This summer, I am working for the Natural Resource team at the National Parks of Boston, spending the majority of my time out in the Boston Harbor Islands. The Boston Harbor Island National and State Park is a collection of 34 islands and peninsulas covering about 1500 acres in and around Boston that are overseen by the National Park Service. As a lifelong resident of the Boston area, I didn’t even realize that the area existed until recently and how much natural beauty, cultural significance, and history these sites held. Including ancient Native American settlements, Civil War forts, a smallpox hospital, World War II training facilities, and much more, the Boston Harbor Islands are really an incredible place.

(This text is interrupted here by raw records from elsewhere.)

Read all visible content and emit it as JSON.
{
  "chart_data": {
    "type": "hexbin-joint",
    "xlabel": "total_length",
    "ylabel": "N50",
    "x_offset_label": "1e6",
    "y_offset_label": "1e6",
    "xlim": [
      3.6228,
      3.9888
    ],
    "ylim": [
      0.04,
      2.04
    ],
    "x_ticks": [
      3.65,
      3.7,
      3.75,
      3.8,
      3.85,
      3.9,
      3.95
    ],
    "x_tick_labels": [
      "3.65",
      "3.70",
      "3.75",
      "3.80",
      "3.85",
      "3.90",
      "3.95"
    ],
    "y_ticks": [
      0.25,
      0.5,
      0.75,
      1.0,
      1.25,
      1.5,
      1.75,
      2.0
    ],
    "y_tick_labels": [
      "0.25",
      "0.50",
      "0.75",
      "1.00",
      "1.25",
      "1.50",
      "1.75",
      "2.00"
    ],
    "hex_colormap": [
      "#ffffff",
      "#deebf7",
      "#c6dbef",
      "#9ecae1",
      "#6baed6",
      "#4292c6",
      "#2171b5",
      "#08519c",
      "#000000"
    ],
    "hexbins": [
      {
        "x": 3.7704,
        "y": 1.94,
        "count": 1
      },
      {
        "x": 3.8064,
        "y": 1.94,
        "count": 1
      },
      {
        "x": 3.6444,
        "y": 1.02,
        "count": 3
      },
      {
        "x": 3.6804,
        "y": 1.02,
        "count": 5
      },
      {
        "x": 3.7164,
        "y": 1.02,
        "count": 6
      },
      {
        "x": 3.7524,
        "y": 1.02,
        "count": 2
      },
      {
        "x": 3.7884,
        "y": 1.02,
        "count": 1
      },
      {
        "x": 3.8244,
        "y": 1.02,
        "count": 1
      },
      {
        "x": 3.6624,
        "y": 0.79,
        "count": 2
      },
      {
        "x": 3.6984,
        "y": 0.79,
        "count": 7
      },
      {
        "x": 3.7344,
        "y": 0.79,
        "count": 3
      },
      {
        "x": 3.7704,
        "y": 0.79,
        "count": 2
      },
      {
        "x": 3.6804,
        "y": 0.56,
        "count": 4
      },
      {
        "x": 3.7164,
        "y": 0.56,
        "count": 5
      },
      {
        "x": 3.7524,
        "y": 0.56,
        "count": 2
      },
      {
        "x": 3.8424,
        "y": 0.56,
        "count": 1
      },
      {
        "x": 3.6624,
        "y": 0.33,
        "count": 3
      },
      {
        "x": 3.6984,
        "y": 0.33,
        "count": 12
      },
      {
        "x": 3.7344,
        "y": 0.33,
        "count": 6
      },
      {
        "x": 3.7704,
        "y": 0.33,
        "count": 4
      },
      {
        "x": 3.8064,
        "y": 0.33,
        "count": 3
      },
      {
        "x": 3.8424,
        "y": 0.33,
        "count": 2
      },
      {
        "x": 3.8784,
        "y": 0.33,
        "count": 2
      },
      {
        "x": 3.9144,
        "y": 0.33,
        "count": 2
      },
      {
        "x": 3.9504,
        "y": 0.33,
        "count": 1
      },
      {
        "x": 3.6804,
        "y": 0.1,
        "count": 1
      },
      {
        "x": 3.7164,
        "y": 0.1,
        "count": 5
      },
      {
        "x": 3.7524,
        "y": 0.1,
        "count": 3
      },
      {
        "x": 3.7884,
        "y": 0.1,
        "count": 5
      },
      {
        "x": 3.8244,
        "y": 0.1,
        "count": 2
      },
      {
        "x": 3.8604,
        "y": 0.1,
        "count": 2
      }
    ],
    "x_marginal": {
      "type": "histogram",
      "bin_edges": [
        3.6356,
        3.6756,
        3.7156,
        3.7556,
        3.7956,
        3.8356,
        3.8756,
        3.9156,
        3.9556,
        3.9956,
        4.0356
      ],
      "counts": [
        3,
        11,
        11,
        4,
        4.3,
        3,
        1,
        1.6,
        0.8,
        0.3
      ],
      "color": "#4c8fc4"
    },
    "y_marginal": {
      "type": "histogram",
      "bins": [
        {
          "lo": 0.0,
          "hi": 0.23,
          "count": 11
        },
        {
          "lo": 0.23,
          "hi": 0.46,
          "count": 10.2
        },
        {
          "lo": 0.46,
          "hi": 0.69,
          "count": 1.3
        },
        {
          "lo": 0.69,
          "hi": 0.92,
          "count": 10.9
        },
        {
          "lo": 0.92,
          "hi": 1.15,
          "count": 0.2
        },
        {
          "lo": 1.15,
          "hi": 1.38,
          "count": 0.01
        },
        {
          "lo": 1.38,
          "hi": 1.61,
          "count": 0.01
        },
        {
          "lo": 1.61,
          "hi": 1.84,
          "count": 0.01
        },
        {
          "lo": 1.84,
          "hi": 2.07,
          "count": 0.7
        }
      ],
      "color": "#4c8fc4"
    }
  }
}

The main goal of the Natural Resource team is to preserve and protect the natural resources that the Boston Harbor Islands have to offer. In addition to the many significant historical and cultural sites that I mentioned above, the islands are home to a unique type of habitat found nowhere else in the United States called a “drowned drumlin”, which formed as the glaciers receded at the end of the last Ice Age. Their rarity gives them ecological significance and importance for both study and conservation efforts
My work this summer is largely field-based and will be focused on two main projects. The first project is one that the Natural Resource team has been working on for years now – invasive plant management and native plant restoration. Since Europeans arrived in Boston Harbor about 400 years ago, the islands began to transform from relatively pristine environments to sites rife with invasive species that grew unchecked and smothered out native species. Part of my efforts with the Natural Resource team is to cut back and remove invasives, such as multiflora rose and oriental bittersweet, in order to leave room for native species to regrow. In addition, we are replanting young natives that have been grown from seedlings in an effort to remove the homogeneity that has overtaken the islands. The purpose of this is to return the islands to their historical biodiversity so they can be seen and admired by visitors as the natural landscapes that they had been prior to disturbance.
For my second project, I am working with a PhD candidate from UMass Boston to inventory marine species found on the islands’ intertidal zones (the shore space between low and high tide). By assessing sites near eroding seawalls and cliff-sides, she hopes to create baseline data on sites that could have new seawalls built within the next few years to mitigate the effects of climate change. By doing so, these sites can be used to show the effects that artificial structures have on coastlines in terms of biodiversity loss. This project fascinates me and working on it has been my favorite part of the job so far. Between measuring coasts, searching for crabs, wading in the subtidal areas to assess mussel beds, and much more, I look forward to spending more time on this project.
This summer, I have two main goals: to get experience doing environmental research and to spend as much time outdoors as possible. In the past few weeks, I have immersed myself in my work for the Natural Resource team to get the most out of it that I can. Even when crawling around in tick-infested rose bushes and going up to my waist in frigid Boston water, I have enjoyed it all since I know that my work is contributing to the fight against and understanding of environmental issues.